Bu bakımdan ilk olarak tanı vermek gerekir. Gebeliğin 24 ila 28. haftalarında anneye günün herhangi bir saatinde 50 gram şeker içiriyoruz. Bu şekeri içtikten bir saat kan şekerine bakıyoruz. Eğer bu kan şekeri 130 ve üzerindeyse annenin ileride diyabet olma riski var. 2 gün sonra anneyi tekrar çağırıyoruz. 75 gram şeker içiriyoruz. Açlık şekeri 92’nin üzerinde, birinci saati 180, ikinci saati 153’ün üzerinde ise ve belirtilerin biri mevcutsa bu kişi gebelik diyabetidir” diye konuştu.
“SEBEBİ BİLİNMEYEN DÜŞÜKLERİN NEDENİ DİYABET”

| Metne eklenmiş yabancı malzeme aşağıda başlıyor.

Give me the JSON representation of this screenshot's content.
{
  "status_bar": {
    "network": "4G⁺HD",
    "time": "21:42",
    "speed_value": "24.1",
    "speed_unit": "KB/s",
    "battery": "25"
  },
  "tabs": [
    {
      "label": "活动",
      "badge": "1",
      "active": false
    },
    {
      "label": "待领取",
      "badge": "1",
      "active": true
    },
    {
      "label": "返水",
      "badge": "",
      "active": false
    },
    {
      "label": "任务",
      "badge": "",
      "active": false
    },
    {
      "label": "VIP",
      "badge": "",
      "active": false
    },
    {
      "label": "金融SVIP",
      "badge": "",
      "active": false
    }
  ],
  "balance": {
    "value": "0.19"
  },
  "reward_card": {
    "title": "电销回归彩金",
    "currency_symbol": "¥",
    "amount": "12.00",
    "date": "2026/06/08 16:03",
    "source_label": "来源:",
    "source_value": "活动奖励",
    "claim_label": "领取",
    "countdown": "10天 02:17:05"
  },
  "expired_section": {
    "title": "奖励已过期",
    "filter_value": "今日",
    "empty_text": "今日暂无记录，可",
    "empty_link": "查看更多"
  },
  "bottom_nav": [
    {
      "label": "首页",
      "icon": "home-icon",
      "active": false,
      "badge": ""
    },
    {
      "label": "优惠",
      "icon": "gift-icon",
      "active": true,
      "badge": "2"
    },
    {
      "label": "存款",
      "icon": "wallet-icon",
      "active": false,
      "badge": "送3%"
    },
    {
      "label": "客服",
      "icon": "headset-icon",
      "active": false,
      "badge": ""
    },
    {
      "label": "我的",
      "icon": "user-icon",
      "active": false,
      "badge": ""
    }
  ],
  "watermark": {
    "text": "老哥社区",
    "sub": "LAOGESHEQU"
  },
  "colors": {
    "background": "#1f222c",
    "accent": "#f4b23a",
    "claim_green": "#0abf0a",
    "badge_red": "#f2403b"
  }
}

Diyabette düşüğün kan şekeri yükseldiğinde insülin direnci ile birlikte gerçekleştiğini kaydeden Öyazar, “Diyabetin aşırı bir komplikasyonu var. Diyabet olan kişiler çok hızlı kilo alıyorlar. İnsülin direnci ile birlikte gebelikte düşüş meydana geliyor. Bunun yanı sıra tiroide de dikkat etmeliyiz. Eğer tiroit tedavi edilmezse maalesef gebelik düşükle sonuçlanıyor. Sebebi bilinmeyen düşüklerin içinde en önemlileri gebelik diyabeti ve tiroit hastalıklarıdır” dedi.
“HASTALARIN YÜZDE 66’SININ DİYABET OLMA RİSKİ VAR”
Tedavi sürecinden de bahseden Özyazar, “ Öncelikle annenin kan şekerini normale getirmeliyiz. Kan şekeri açlık durumunda en düşük 70, en yüksek 90 olmalıdır. Normal kan şekeri ise 130-140 civarında olmalıdır. Gebeler ilaç kullanamadığı için tedavimiz öncelikle diyet. Diyetle birlikte kan şekeri yine yüksek çıkarsa o zaman insülin tedavisine başlıyoruz. Gebelerde diyabet başladığı zaman insülin tek tedavidir. Bunun dışında gebelik bittikten sonraki takip de çok önemli. Hastalar gebelik sonrası diyabeti unutuyor. Gebelik diyabetin yüzde 33’ü Tip 2 diyabet olarak kalır. Yüzde 33’ü iyileşir, yüzde 33’ü de bozulmuş şeker olarak kalır. Dolayısıyla ileriki süreçte hastaların yüzde 66’sının kalıcı diyabet olma riski var. Gebelik diyabetinin hem anne hem de çocuk için hayat boyu takibinin yapılması gerekiyor” diyerek sözlerini sonlandırdı.